Nat Biotechnol. 2022 Jul;40(7):1143-1149. doi: 10.1038/s41587-021-01162-5. Epub 2022 Jan 31.
Imaging of gene-expression patterns in live animals is difficult to achieve with fluorescent proteins because tissues are opaque to visible light. Imaging of transgene expression with magnetic resonance imaging (MRI), which penetrates to deep tissues, has been limited by single reporter visualization capabilities. Moreover, the low-throughput capacity of MRI limits large-scale mutagenesis strategies to improve existing reporters. Here we develop an MRI system, called GeneREFORM, comprising orthogonal reporters for two-color imaging of transgene expression in deep tissues. Starting from two promiscuous deoxyribonucleoside kinases, we computationally designed highly active, orthogonal enzymes ('reporter genes') that specifically phosphorylate two MRI-detectable synthetic deoxyribonucleosides ('reporter probes'). Systemically administered reporter probes exclusively accumulate in cells expressing the designed reporter genes, and their distribution is displayed as pseudo-colored MRI maps based on dynamic proton exchange for noninvasive visualization of transgene expression. We envision that future extensions of GeneREFORM will pave the way to multiplexed deep-tissue mapping of gene expression in live animals.
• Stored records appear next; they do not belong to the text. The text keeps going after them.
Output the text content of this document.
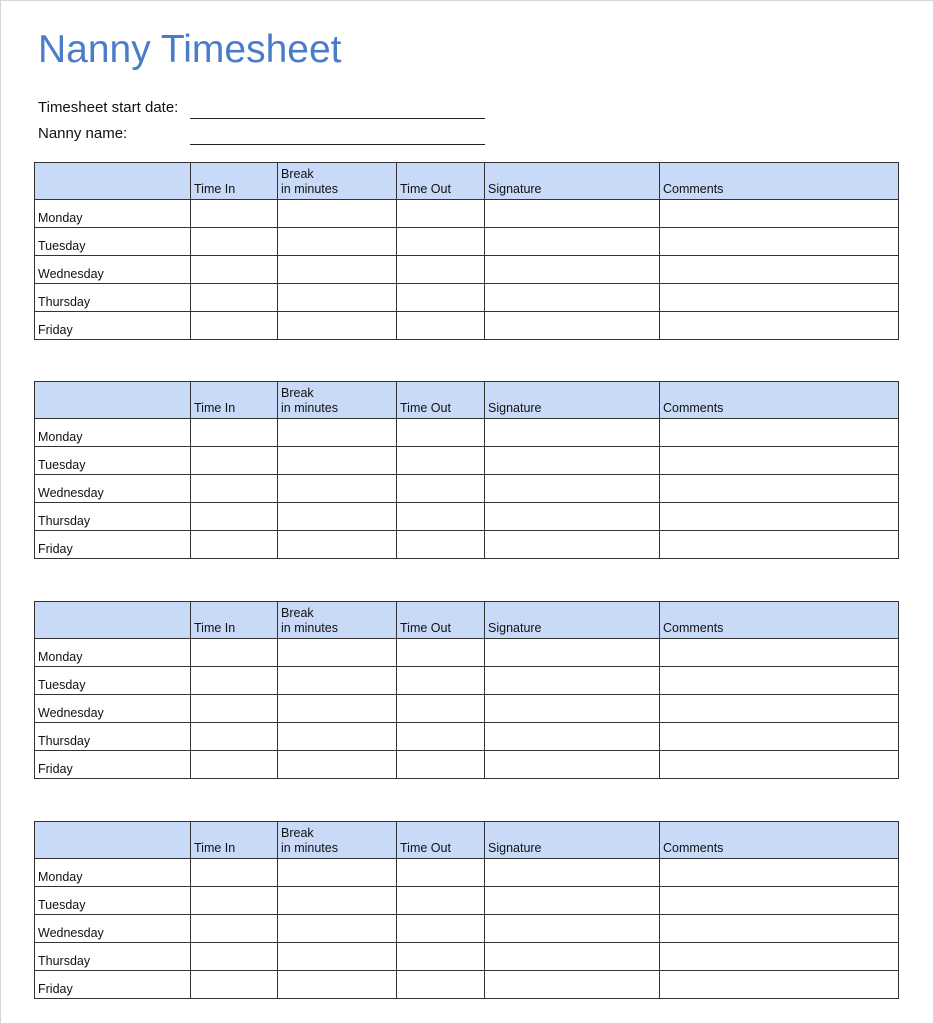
Nanny Timesheet
Timesheet start date:
Nanny name:
	Time In	Break
in minutes	Time Out	Signature	Comments
Monday					
Tuesday					
Wednesday					
Thursday					
Friday					
	Time In	Break
in minutes	Time Out	Signature	Comments
Monday					
Tuesday					
Wednesday					
Thursday					
Friday					
	Time In	Break
in minutes	Time Out	Signature	Comments
Monday					
Tuesday					
Wednesday					
Thursday					
Friday					
	Time In	Break
in minutes	Time Out	Signature	Comments
Monday					
Tuesday					
Wednesday					
Thursday					
Friday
在活体动物中对基因表达模式进行成像非常困难,因为组织对可见光不透明。磁共振成像(MRI)可以穿透深层组织,但对转基因表达的成像受到单一报告基因可视化能力的限制。此外,MRI 的低通量能力限制了大规模诱变策略来改进现有报告基因。在这里,我们开发了一种称为 GeneREFORM 的 MRI 系统,它由两种用于深层组织中转基因表达双色成像的正交报告基因组成。从两种混杂的脱氧核苷激酶开始,我们通过计算设计了高度活跃的正交酶(“报告基因”),这些酶专门磷酸化两种可 MRI 检测的合成脱氧核苷(“报告探针”)。系统给药的报告探针仅在表达设计的报告基因的细胞中积累,并且根据质子动态交换将其分布显示为伪彩色 MRI 图谱,从而可以非侵入性地可视化转基因表达。我们设想 GeneREFORM 的未来扩展将为活体动物中基因表达的多色深层组织图谱铺平道路。